The genus Mycobacteria contains important pathogens of humans including
Mycobacterium tuberculosis
and
Mycobacterium leprae
. The outcome of mycobacterial infection is influenced by variations in human genes. Genetic susceptibility to mycobacteria involves multiple genes that contribute to the innate immune recognition of mycobacteria (genes coding for pattern recognition receptors), recognition of mycobacteria by the adaptive immune system involving products of human leucocyte antigen/major histocompatibility complex genes and effector responses of the immune system (genes affecting cytokines, chemokines and immunomodulators). Host genetic susceptibility to pathogens is complicated by the genetics of pathogen, gene‐environment and gene–gene interactions. Moreover, ethnicity specific effects further add fuel to the complication. A series of concerted comprehensive immunogenetic studies are warranted to decipher new molecular players and delineate complex host–pathogen interactions. This might identify the genetic factors that are definitely associated with mycobacterial diseases and could lead to development of novel therapeutics and prophylaxis. Convergence of immunogenomics, pharmacogenomics and vaccinomics could yield better tools to tackle these dreadful diseases of mankind.
Key Concepts:
Outcome of a mycobacterial infection depends on gender, age, HIV infection status, malnutrition, BCG vaccination, host immune responses, pathogen variation and host genetics, which varies according to ethnicity.

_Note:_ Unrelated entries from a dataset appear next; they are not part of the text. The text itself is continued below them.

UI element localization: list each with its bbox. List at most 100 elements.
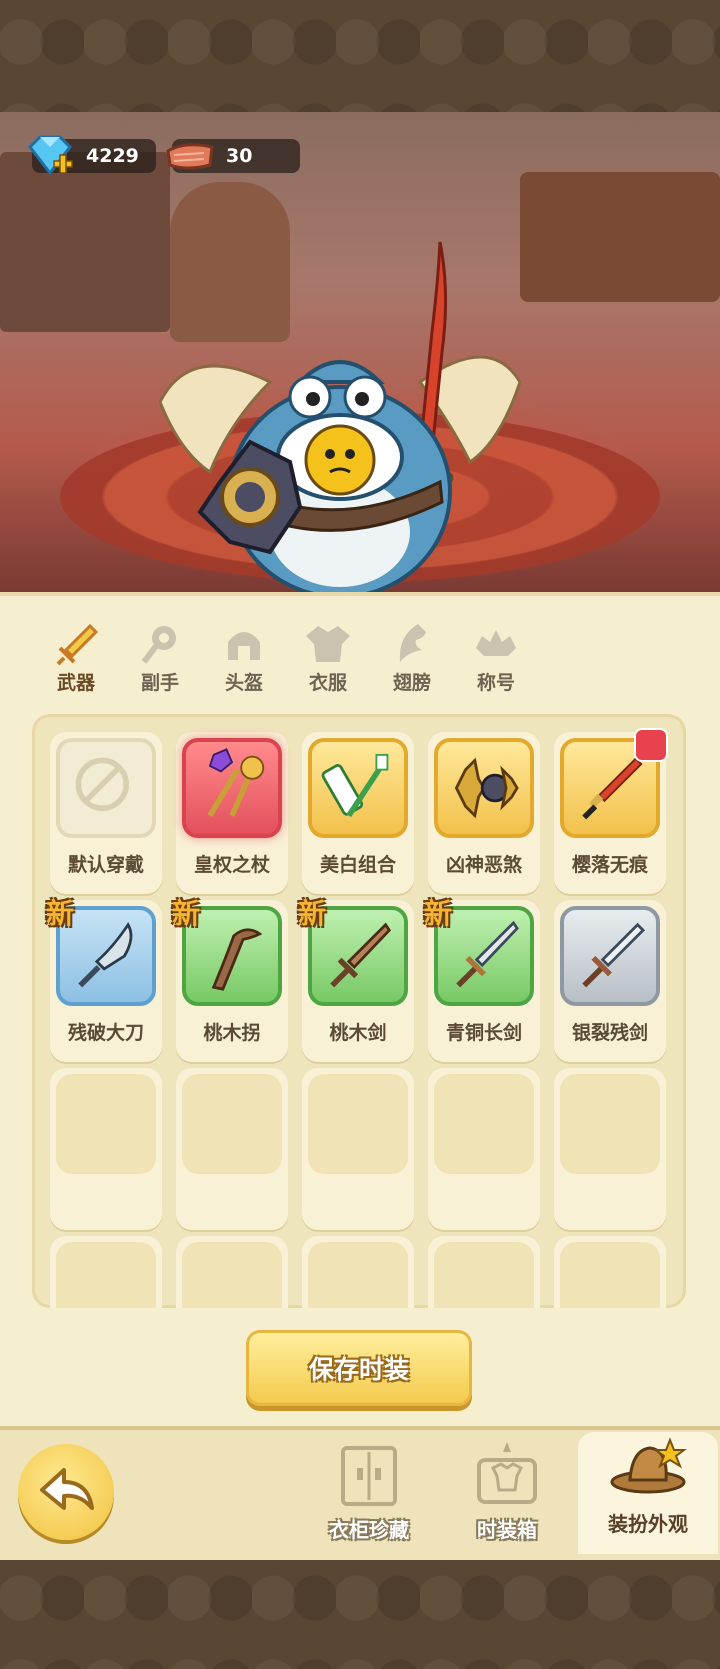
empty-slot: [182, 1242, 282, 1308]
empty-slot: [434, 1074, 534, 1174]
item-grid: 默认穿戴 皇权之杖 美白组合 凶神恶煞 樱落无痕 新 残破大刀 新 桃木拐 新 …: [32, 714, 686, 1308]
item-cell[interactable]: 新 残破大刀: [46, 897, 162, 1062]
item-cell[interactable]: 皇权之杖: [176, 732, 288, 894]
tab-offhand[interactable]: 副手: [120, 622, 200, 702]
item-cell[interactable]: 美白组合: [302, 732, 414, 894]
empty-slot: [56, 1074, 156, 1174]
item-name: 樱落无痕: [571, 854, 648, 876]
nav-dress-up[interactable]: 装扮外观: [578, 1432, 718, 1554]
item-slot: [434, 738, 534, 838]
title-icon: [476, 630, 516, 656]
empty-item-cell[interactable]: [50, 1068, 162, 1230]
tab-label: 武器: [56, 672, 95, 694]
empty-slot: [560, 1074, 660, 1174]
diamond-amount: 4229: [86, 145, 139, 167]
empty-item-cell[interactable]: [428, 1236, 540, 1308]
nav-label: 衣柜珍藏: [329, 1518, 409, 1542]
item-name: 银裂残剑: [571, 1022, 648, 1044]
nav-wardrobe[interactable]: 衣柜珍藏: [304, 1438, 434, 1548]
item-name: 凶神恶煞: [445, 854, 522, 876]
item-cell[interactable]: 新 青铜长剑: [424, 897, 540, 1062]
toothbrush-toothpaste-icon: [321, 753, 389, 818]
spiked-knuckles-icon: [454, 757, 519, 819]
nav-label: 时装箱: [477, 1518, 537, 1542]
empty-item-cell[interactable]: [176, 1068, 288, 1230]
item-name: 皇权之杖: [193, 854, 270, 876]
empty-item-cell[interactable]: [302, 1068, 414, 1230]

Extensive studies have implicated the role of alleles from human leucocyte antigen (HLA) genes/major histocompatibility complex (MHC) genes and single nucleotide polymorphisms (SNPs) of various non‐HLA genes/non‐MHC genes in conferring susceptibility to mycobacterial disease.
Polymorphisms in the genes coding for pattern recognition receptors such as toll‐like receptors, mannose‐binding lectins, mannose receptors, surfactant proteins and DC‐SIGN affect susceptibility to mycobacterial disease.
HLA‐DRB1
*
15 and HLA‐DQB1 alleles having aspartic acid at β57 have been shown to be associated with TB in many populations.
SNPs in the genes coding for
IFNG
,
IL10
,
CCL2
, vitamin D receptor,
NOS2A
and other effector molecules influence susceptibility to mycobacterial disease.
SNPs in the genes coding for immune mediators could predict response to treatment.
Ethnicity specific effects, and strain variation in the pathogen, gene–gene and gene–environment interactions affect genetic susceptibility.